INFORMED CONSENT: ARE WE DELUDING OURSELVES? A RANDOMIZED CONTROLLED STUDY

Authors


We read this article [1] with interest. The authors deserve to be congratulated for dealing with a rather bold and thought-provoking issue. Informed consent before an intervention is a very important extension of the doctor-patient relationship. The study very clearly shows that providing the patients with additional written documents during the process of obtaining consent does not improve their understanding of the procedure or the associated risks and benefits. In most UK units, obtaining consent involves asking patients to sign a procedure-specific BAUS consent form in duplicate, with a copy going to the patient and another filed in the notes. Not only is the current practice inadequate, there is also a potential disadvantage. It is very easy for the patients to become lost in the details of the document, somewhat like ignoring the ‘small print’ while signing an insurance contract. Similarly, for the clinicians, it is easy to consider obtaining the signature on a piece of paper enumerating the most rare of complications as the end of obtaining consent, and in the process bypassing the essence of the procedure, i.e. an effective dialogue between the patient and the doctor.
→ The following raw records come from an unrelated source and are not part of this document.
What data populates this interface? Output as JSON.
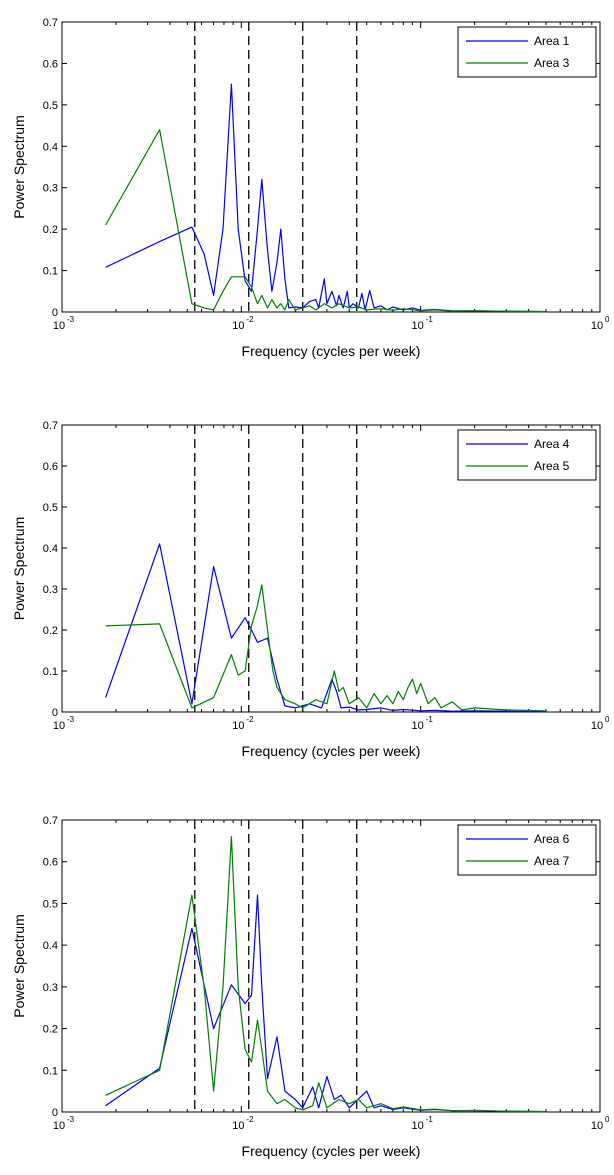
{
  "chart_data": [
    {
      "type": "line",
      "xlabel": "Frequency (cycles per week)",
      "ylabel": "Power Spectrum",
      "xscale": "log",
      "xlim": [
        0.001,
        1
      ],
      "ylim": [
        0,
        0.7
      ],
      "yticks": [
        0,
        0.1,
        0.2,
        0.3,
        0.4,
        0.5,
        0.6,
        0.7
      ],
      "yticklabels": [
        "0",
        "0.1",
        "0.2",
        "0.3",
        "0.4",
        "0.5",
        "0.6",
        "0.7"
      ],
      "xticks": [
        0.001,
        0.01,
        0.1,
        1
      ],
      "xtick_base": [
        "10",
        "10",
        "10",
        "10"
      ],
      "xtick_exp": [
        "-3",
        "-2",
        "-1",
        "0"
      ],
      "vlines": [
        0.0055,
        0.011,
        0.022,
        0.044
      ],
      "legend_position": "top-right",
      "series": [
        {
          "name": "Area 1",
          "color": "#0000ff",
          "points": [
            [
              0.00175,
              0.108
            ],
            [
              0.0035,
              0.17
            ],
            [
              0.0053,
              0.205
            ],
            [
              0.0062,
              0.14
            ],
            [
              0.007,
              0.04
            ],
            [
              0.0079,
              0.2
            ],
            [
              0.0088,
              0.55
            ],
            [
              0.0096,
              0.2
            ],
            [
              0.0105,
              0.075
            ],
            [
              0.0114,
              0.05
            ],
            [
              0.0123,
              0.2
            ],
            [
              0.013,
              0.32
            ],
            [
              0.014,
              0.15
            ],
            [
              0.0148,
              0.05
            ],
            [
              0.0158,
              0.12
            ],
            [
              0.0166,
              0.2
            ],
            [
              0.0175,
              0.08
            ],
            [
              0.0184,
              0.01
            ],
            [
              0.02,
              0.012
            ],
            [
              0.022,
              0.01
            ],
            [
              0.024,
              0.025
            ],
            [
              0.026,
              0.03
            ],
            [
              0.027,
              0.01
            ],
            [
              0.029,
              0.08
            ],
            [
              0.03,
              0.02
            ],
            [
              0.032,
              0.05
            ],
            [
              0.034,
              0.015
            ],
            [
              0.035,
              0.04
            ],
            [
              0.037,
              0.01
            ],
            [
              0.039,
              0.05
            ],
            [
              0.04,
              0.01
            ],
            [
              0.042,
              0.02
            ],
            [
              0.045,
              0.01
            ],
            [
              0.047,
              0.045
            ],
            [
              0.049,
              0.005
            ],
            [
              0.052,
              0.052
            ],
            [
              0.055,
              0.01
            ],
            [
              0.06,
              0.015
            ],
            [
              0.065,
              0.005
            ],
            [
              0.07,
              0.012
            ],
            [
              0.08,
              0.005
            ],
            [
              0.09,
              0.01
            ],
            [
              0.1,
              0.004
            ],
            [
              0.12,
              0.006
            ],
            [
              0.15,
              0.003
            ],
            [
              0.2,
              0.003
            ],
            [
              0.3,
              0.002
            ],
            [
              0.5,
              0.001
            ]
          ]
        },
        {
          "name": "Area 3",
          "color": "#008000",
          "points": [
            [
              0.00175,
              0.21
            ],
            [
              0.0035,
              0.44
            ],
            [
              0.0053,
              0.02
            ],
            [
              0.0062,
              0.01
            ],
            [
              0.007,
              0.005
            ],
            [
              0.0079,
              0.05
            ],
            [
              0.0088,
              0.085
            ],
            [
              0.0096,
              0.085
            ],
            [
              0.0105,
              0.085
            ],
            [
              0.0114,
              0.06
            ],
            [
              0.0123,
              0.02
            ],
            [
              0.013,
              0.04
            ],
            [
              0.014,
              0.01
            ],
            [
              0.0148,
              0.03
            ],
            [
              0.0158,
              0.01
            ],
            [
              0.0166,
              0.02
            ],
            [
              0.0175,
              0.005
            ],
            [
              0.0184,
              0.03
            ],
            [
              0.02,
              0.005
            ],
            [
              0.022,
              0.01
            ],
            [
              0.024,
              0.015
            ],
            [
              0.026,
              0.005
            ],
            [
              0.029,
              0.02
            ],
            [
              0.032,
              0.01
            ],
            [
              0.035,
              0.02
            ],
            [
              0.04,
              0.01
            ],
            [
              0.045,
              0.012
            ],
            [
              0.05,
              0.005
            ],
            [
              0.06,
              0.008
            ],
            [
              0.07,
              0.004
            ],
            [
              0.08,
              0.008
            ],
            [
              0.1,
              0.003
            ],
            [
              0.12,
              0.005
            ],
            [
              0.15,
              0.002
            ],
            [
              0.2,
              0.003
            ],
            [
              0.3,
              0.002
            ],
            [
              0.5,
              0.001
            ]
          ]
        }
      ]
    },
    {
      "type": "line",
      "xlabel": "Frequency (cycles per week)",
      "ylabel": "Power Spectrum",
      "xscale": "log",
      "xlim": [
        0.001,
        1
      ],
      "ylim": [
        0,
        0.7
      ],
      "yticks": [
        0,
        0.1,
        0.2,
        0.3,
        0.4,
        0.5,
        0.6,
        0.7
      ],
      "yticklabels": [
        "0",
        "0.1",
        "0.2",
        "0.3",
        "0.4",
        "0.5",
        "0.6",
        "0.7"
      ],
      "xticks": [
        0.001,
        0.01,
        0.1,
        1
      ],
      "xtick_base": [
        "10",
        "10",
        "10",
        "10"
      ],
      "xtick_exp": [
        "-3",
        "-2",
        "-1",
        "0"
      ],
      "vlines": [
        0.0055,
        0.011,
        0.022,
        0.044
      ],
      "legend_position": "top-right",
      "series": [
        {
          "name": "Area 4",
          "color": "#0000ff",
          "points": [
            [
              0.00175,
              0.035
            ],
            [
              0.0035,
              0.41
            ],
            [
              0.0053,
              0.02
            ],
            [
              0.007,
              0.355
            ],
            [
              0.0088,
              0.18
            ],
            [
              0.0105,
              0.23
            ],
            [
              0.0114,
              0.2
            ],
            [
              0.0123,
              0.17
            ],
            [
              0.014,
              0.18
            ],
            [
              0.0158,
              0.08
            ],
            [
              0.0175,
              0.015
            ],
            [
              0.02,
              0.01
            ],
            [
              0.024,
              0.02
            ],
            [
              0.028,
              0.01
            ],
            [
              0.032,
              0.08
            ],
            [
              0.034,
              0.05
            ],
            [
              0.036,
              0.01
            ],
            [
              0.04,
              0.012
            ],
            [
              0.045,
              0.005
            ],
            [
              0.05,
              0.006
            ],
            [
              0.06,
              0.01
            ],
            [
              0.07,
              0.004
            ],
            [
              0.08,
              0.006
            ],
            [
              0.1,
              0.003
            ],
            [
              0.12,
              0.004
            ],
            [
              0.15,
              0.002
            ],
            [
              0.2,
              0.003
            ],
            [
              0.3,
              0.002
            ],
            [
              0.5,
              0.001
            ]
          ]
        },
        {
          "name": "Area 5",
          "color": "#008000",
          "points": [
            [
              0.00175,
              0.21
            ],
            [
              0.0035,
              0.215
            ],
            [
              0.0053,
              0.01
            ],
            [
              0.007,
              0.035
            ],
            [
              0.0088,
              0.14
            ],
            [
              0.0096,
              0.09
            ],
            [
              0.0105,
              0.1
            ],
            [
              0.0114,
              0.21
            ],
            [
              0.0123,
              0.26
            ],
            [
              0.013,
              0.31
            ],
            [
              0.014,
              0.2
            ],
            [
              0.015,
              0.1
            ],
            [
              0.0158,
              0.06
            ],
            [
              0.0175,
              0.03
            ],
            [
              0.02,
              0.02
            ],
            [
              0.022,
              0.01
            ],
            [
              0.026,
              0.03
            ],
            [
              0.03,
              0.02
            ],
            [
              0.033,
              0.1
            ],
            [
              0.035,
              0.05
            ],
            [
              0.037,
              0.06
            ],
            [
              0.04,
              0.02
            ],
            [
              0.045,
              0.035
            ],
            [
              0.05,
              0.01
            ],
            [
              0.055,
              0.045
            ],
            [
              0.06,
              0.02
            ],
            [
              0.065,
              0.04
            ],
            [
              0.07,
              0.02
            ],
            [
              0.075,
              0.05
            ],
            [
              0.08,
              0.03
            ],
            [
              0.085,
              0.06
            ],
            [
              0.09,
              0.08
            ],
            [
              0.095,
              0.045
            ],
            [
              0.1,
              0.07
            ],
            [
              0.11,
              0.02
            ],
            [
              0.12,
              0.035
            ],
            [
              0.13,
              0.01
            ],
            [
              0.15,
              0.025
            ],
            [
              0.17,
              0.005
            ],
            [
              0.2,
              0.01
            ],
            [
              0.3,
              0.005
            ],
            [
              0.5,
              0.003
            ]
          ]
        }
      ]
    },
    {
      "type": "line",
      "xlabel": "Frequency (cycles per week)",
      "ylabel": "Power Spectrum",
      "xscale": "log",
      "xlim": [
        0.001,
        1
      ],
      "ylim": [
        0,
        0.7
      ],
      "yticks": [
        0,
        0.1,
        0.2,
        0.3,
        0.4,
        0.5,
        0.6,
        0.7
      ],
      "yticklabels": [
        "0",
        "0.1",
        "0.2",
        "0.3",
        "0.4",
        "0.5",
        "0.6",
        "0.7"
      ],
      "xticks": [
        0.001,
        0.01,
        0.1,
        1
      ],
      "xtick_base": [
        "10",
        "10",
        "10",
        "10"
      ],
      "xtick_exp": [
        "-3",
        "-2",
        "-1",
        "0"
      ],
      "vlines": [
        0.0055,
        0.011,
        0.022,
        0.044
      ],
      "legend_position": "top-right",
      "series": [
        {
          "name": "Area 6",
          "color": "#0000ff",
          "points": [
            [
              0.00175,
              0.015
            ],
            [
              0.0035,
              0.105
            ],
            [
              0.0053,
              0.44
            ],
            [
              0.007,
              0.2
            ],
            [
              0.0088,
              0.305
            ],
            [
              0.0105,
              0.26
            ],
            [
              0.0114,
              0.28
            ],
            [
              0.0123,
              0.52
            ],
            [
              0.013,
              0.3
            ],
            [
              0.014,
              0.08
            ],
            [
              0.0158,
              0.18
            ],
            [
              0.0175,
              0.05
            ],
            [
              0.02,
              0.03
            ],
            [
              0.022,
              0.01
            ],
            [
              0.025,
              0.06
            ],
            [
              0.027,
              0.01
            ],
            [
              0.03,
              0.085
            ],
            [
              0.033,
              0.03
            ],
            [
              0.036,
              0.04
            ],
            [
              0.04,
              0.01
            ],
            [
              0.05,
              0.05
            ],
            [
              0.055,
              0.01
            ],
            [
              0.06,
              0.015
            ],
            [
              0.07,
              0.006
            ],
            [
              0.08,
              0.01
            ],
            [
              0.1,
              0.004
            ],
            [
              0.12,
              0.006
            ],
            [
              0.15,
              0.003
            ],
            [
              0.2,
              0.003
            ],
            [
              0.3,
              0.002
            ],
            [
              0.5,
              0.001
            ]
          ]
        },
        {
          "name": "Area 7",
          "color": "#008000",
          "points": [
            [
              0.00175,
              0.04
            ],
            [
              0.0035,
              0.1
            ],
            [
              0.0053,
              0.52
            ],
            [
              0.0062,
              0.3
            ],
            [
              0.007,
              0.05
            ],
            [
              0.0079,
              0.3
            ],
            [
              0.0088,
              0.66
            ],
            [
              0.0096,
              0.3
            ],
            [
              0.0105,
              0.15
            ],
            [
              0.0114,
              0.12
            ],
            [
              0.0123,
              0.22
            ],
            [
              0.013,
              0.15
            ],
            [
              0.014,
              0.05
            ],
            [
              0.0158,
              0.02
            ],
            [
              0.0175,
              0.03
            ],
            [
              0.02,
              0.01
            ],
            [
              0.022,
              0.005
            ],
            [
              0.025,
              0.015
            ],
            [
              0.027,
              0.07
            ],
            [
              0.03,
              0.01
            ],
            [
              0.035,
              0.03
            ],
            [
              0.04,
              0.02
            ],
            [
              0.045,
              0.03
            ],
            [
              0.05,
              0.01
            ],
            [
              0.06,
              0.02
            ],
            [
              0.07,
              0.008
            ],
            [
              0.08,
              0.012
            ],
            [
              0.1,
              0.005
            ],
            [
              0.12,
              0.007
            ],
            [
              0.15,
              0.003
            ],
            [
              0.2,
              0.004
            ],
            [
              0.3,
              0.002
            ],
            [
              0.5,
              0.001
            ]
          ]
        }
      ]
    }
  ]
}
The BAUS consent form, or any such document, is only a means to an end. Let us not make it the end itself. The end remains as it has always been, establishing and strengthening the doctor-patient relationship at every encounter with the patient. Securing our medicolegal interests is important, and a formal document goes a long way to that end, but above all, medicine is a humane trade. A truly ‘informed consent’ is obtained by proper eye contact, full verbal explanation, repeating oneself as often as required, and giving opportunities to ask questions and time for reflection. Clearly, the method of obtaining consent needs to continue to develop.